Mais je pourrai parler de cette chose pendant des heures. J’ai créé récemment un blog dont voici l’adresse
http://c-est-ca-la-france.over-blog.com
J’y parle justement de justice et particulièrement des différents critères : les personnes dangereuses pour la société et les crimes frauduleux. J’aimerai bien que vous lisiez cet article et savoir ce que vous en pensez. Bonne soirée et encore félicitation pour vos articles.
Réponse à Mousse
Tiens, revoilà Mousse ! avec ses questions pièges …

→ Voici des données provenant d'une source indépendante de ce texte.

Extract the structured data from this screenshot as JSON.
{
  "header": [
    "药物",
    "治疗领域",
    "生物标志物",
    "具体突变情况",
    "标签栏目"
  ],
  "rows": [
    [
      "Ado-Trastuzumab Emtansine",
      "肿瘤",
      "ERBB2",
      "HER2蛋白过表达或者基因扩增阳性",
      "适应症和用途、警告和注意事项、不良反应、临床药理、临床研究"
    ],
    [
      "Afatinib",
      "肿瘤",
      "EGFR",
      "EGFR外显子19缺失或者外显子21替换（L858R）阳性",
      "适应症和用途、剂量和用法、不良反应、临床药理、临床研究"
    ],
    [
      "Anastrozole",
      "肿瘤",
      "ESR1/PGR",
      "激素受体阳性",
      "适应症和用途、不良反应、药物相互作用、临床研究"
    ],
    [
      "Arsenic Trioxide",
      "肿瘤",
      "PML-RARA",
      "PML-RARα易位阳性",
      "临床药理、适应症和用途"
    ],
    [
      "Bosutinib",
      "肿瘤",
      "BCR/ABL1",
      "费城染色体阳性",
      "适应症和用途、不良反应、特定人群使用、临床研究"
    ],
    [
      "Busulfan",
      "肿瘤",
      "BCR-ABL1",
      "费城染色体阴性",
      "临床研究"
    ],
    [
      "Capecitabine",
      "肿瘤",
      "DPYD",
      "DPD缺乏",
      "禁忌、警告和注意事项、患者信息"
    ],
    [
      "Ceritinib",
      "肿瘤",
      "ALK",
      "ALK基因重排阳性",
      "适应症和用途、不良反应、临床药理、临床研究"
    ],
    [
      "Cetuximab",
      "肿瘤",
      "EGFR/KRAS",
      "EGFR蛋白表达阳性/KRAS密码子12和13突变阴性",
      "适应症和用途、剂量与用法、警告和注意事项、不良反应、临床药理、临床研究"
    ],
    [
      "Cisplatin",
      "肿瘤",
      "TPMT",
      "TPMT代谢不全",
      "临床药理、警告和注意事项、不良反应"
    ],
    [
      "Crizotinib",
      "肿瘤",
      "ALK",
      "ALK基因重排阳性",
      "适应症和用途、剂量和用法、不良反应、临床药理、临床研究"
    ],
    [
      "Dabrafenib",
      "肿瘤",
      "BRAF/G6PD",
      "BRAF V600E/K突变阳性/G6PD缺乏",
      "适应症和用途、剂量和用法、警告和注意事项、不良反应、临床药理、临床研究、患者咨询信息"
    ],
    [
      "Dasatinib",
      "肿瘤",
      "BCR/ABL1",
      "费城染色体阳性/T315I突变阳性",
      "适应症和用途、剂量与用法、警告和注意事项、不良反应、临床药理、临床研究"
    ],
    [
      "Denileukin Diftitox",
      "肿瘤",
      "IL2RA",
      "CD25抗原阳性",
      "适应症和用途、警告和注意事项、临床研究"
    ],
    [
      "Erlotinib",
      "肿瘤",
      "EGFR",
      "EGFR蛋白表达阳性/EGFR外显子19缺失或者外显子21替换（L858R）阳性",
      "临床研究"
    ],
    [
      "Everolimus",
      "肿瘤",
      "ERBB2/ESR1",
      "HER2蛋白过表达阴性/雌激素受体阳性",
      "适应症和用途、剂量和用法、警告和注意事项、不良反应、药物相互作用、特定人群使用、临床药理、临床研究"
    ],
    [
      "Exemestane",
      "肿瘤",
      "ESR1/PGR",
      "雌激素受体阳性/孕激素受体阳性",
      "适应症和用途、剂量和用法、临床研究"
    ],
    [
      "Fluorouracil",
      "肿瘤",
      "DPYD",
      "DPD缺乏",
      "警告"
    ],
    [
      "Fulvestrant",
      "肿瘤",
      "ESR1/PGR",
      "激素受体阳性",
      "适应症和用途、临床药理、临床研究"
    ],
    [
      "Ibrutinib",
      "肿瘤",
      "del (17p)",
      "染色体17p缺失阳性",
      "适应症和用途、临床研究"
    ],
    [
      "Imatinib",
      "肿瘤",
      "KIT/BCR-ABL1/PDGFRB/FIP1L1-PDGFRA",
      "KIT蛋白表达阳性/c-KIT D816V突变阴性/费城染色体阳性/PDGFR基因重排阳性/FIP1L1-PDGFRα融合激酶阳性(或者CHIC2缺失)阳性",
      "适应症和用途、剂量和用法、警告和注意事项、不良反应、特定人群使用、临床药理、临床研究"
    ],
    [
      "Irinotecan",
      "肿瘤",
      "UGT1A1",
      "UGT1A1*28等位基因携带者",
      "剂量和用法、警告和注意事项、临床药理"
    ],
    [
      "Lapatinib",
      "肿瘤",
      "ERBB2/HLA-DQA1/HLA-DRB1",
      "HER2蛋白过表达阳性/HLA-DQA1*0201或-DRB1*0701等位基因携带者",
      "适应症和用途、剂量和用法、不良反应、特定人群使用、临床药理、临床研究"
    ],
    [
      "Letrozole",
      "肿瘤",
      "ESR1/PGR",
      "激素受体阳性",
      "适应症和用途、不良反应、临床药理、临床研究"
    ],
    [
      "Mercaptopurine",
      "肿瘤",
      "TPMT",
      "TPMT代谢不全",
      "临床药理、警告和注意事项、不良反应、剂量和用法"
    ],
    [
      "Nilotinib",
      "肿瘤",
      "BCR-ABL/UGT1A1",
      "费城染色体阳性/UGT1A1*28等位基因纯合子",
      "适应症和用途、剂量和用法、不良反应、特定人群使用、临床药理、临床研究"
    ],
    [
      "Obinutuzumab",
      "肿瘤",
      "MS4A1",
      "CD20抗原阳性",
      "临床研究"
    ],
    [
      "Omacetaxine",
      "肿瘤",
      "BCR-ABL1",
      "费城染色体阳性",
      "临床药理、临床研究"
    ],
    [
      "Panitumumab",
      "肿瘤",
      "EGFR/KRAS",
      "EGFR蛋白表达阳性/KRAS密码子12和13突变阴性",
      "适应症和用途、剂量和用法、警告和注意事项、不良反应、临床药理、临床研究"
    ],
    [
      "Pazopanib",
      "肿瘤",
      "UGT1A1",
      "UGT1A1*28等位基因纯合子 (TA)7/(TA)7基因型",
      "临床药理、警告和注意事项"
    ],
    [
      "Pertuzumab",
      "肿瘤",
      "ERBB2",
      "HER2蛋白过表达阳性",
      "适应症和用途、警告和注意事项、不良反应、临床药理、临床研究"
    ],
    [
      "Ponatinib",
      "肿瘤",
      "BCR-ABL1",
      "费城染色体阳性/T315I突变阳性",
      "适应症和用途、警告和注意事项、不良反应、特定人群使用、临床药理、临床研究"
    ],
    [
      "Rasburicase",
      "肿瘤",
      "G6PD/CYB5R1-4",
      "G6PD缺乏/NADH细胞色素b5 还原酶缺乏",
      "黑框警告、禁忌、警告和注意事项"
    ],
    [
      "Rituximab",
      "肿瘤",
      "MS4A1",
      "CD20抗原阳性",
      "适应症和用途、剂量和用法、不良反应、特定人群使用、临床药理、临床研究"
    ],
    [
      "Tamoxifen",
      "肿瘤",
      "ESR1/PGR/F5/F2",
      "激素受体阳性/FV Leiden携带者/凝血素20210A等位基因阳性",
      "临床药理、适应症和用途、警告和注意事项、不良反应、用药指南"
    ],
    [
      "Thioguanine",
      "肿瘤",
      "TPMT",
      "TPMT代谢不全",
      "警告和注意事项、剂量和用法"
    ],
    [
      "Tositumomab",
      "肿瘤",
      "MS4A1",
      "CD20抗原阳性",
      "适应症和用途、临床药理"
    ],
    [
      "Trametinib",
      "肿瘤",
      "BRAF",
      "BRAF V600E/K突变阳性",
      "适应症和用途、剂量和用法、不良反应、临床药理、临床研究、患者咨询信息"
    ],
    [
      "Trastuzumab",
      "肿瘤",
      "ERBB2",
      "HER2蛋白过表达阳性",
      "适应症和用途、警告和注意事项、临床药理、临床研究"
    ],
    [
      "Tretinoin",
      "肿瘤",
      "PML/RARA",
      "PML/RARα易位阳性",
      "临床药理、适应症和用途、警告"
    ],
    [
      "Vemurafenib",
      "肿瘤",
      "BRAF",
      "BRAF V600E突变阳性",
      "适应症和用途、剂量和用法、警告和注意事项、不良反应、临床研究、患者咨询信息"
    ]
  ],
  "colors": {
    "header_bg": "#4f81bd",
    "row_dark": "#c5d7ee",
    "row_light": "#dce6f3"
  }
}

C’est un scientifique, le professeur Locard, qui a le premier utilisé ce thème. Il faut se rappeler que Bonnot et sa bande étaient des anarchistes. Leur but n’était pas de prendre de l’argent, mais de combattre la société, en déstabilisant (affolant ?) le système. Malgré leurs crimes, ils étaient d’ailleurs assez populaires – mais le « système » a été le plus fort.
Merci pour cette historique particulièrement intéressant.
Moi aussi, je suis passionné d’histoire, mais surtout d’histoire politique. J’ai d’ailleurs participé à la rédaction d’une encyclopédie politique :
http://www.politique.net
Bonne journée !
« Vol à l’affolement » ?? C’est amusant comme expression. On aimerait en savoir plus !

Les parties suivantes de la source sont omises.